From a historic standpoint, it's difficult to go back and look for records that apply to a sizable region like our entire viewing area and check for the greatest number of consecutive days with rain falling at least somewhere, but it's reasonable to think this was one of the longer stretches we've seen like that.

You can more readily check records for individual stations, of course. Taking a look at history from the Raleigh-Durham International Airport (with 69 years of data, and from a site maintained by NC State College (later University) that has records back to 1892), we found that at RDU the longest stretch of days with measurable rain (at least .01") has been 11 in a row.
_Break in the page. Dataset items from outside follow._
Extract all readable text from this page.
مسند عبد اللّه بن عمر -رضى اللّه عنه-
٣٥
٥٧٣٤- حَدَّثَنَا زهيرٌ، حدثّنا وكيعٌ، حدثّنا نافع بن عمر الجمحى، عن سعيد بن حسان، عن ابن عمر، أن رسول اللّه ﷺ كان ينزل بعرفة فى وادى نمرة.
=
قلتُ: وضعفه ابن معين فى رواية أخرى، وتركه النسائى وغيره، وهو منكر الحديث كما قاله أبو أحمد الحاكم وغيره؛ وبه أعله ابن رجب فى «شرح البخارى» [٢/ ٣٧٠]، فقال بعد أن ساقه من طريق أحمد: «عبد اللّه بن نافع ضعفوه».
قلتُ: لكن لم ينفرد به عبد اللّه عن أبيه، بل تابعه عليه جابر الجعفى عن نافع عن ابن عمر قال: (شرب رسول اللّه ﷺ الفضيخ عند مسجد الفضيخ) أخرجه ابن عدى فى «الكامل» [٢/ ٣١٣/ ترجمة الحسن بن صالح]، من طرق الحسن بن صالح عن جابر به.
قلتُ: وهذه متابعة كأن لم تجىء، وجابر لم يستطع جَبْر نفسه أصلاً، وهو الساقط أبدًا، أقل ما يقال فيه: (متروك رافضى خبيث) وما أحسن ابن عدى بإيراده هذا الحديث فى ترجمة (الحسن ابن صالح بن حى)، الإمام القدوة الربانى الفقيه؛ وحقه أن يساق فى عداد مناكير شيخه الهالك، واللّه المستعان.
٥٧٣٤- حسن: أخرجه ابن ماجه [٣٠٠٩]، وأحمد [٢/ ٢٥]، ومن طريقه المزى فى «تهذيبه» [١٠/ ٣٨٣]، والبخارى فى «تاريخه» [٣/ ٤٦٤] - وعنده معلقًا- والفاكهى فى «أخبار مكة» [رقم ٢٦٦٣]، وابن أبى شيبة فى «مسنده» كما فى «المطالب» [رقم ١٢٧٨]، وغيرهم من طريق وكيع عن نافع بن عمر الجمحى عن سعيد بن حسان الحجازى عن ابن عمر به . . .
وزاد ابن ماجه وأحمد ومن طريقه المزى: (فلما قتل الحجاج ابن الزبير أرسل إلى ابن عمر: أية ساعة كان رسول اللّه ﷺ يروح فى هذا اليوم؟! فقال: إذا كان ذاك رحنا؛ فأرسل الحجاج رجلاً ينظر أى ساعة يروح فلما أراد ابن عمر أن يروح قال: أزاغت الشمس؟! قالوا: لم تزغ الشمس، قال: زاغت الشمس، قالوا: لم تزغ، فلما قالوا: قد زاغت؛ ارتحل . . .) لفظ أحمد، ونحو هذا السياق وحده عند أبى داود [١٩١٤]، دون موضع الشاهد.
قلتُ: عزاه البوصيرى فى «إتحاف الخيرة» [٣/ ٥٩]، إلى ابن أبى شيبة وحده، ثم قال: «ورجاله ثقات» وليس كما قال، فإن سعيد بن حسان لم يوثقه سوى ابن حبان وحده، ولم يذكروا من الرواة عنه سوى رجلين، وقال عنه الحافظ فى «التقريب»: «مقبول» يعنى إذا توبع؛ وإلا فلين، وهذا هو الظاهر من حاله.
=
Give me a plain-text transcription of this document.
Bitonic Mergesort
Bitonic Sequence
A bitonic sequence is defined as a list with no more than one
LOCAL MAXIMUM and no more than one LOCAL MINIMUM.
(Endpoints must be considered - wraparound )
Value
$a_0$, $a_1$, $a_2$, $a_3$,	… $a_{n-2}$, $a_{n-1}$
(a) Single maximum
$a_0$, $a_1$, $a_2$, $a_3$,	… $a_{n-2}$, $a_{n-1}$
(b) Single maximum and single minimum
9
This has occurred there four times, most recently from May 19-29, 1982. During this wet stretch recently, there have been two different periods when RDU picked up measurable rain five days in a row. At the NC State site in west Raleigh, there was a 12-day stretch of days with measurable rain that ran from July 5-16 in 1950.

Incidentally, on the map above you'll see a .01" total shown for the Rocky Mt-Wilson airport. On occasion, the rain gauges used in automated weather stations will report a spurious rain total due to an electrical glitch, some condensation, vibration due to nearby construction or unusually gusty winds, etc.

We can't say exactly what led to the .01 in this case, but it occurred around 4 a.m. while the station was reporting a long stretch of clear skies and light winds, with no activity evident on satellite or radar, so it would appear to be one of those erroneous readings.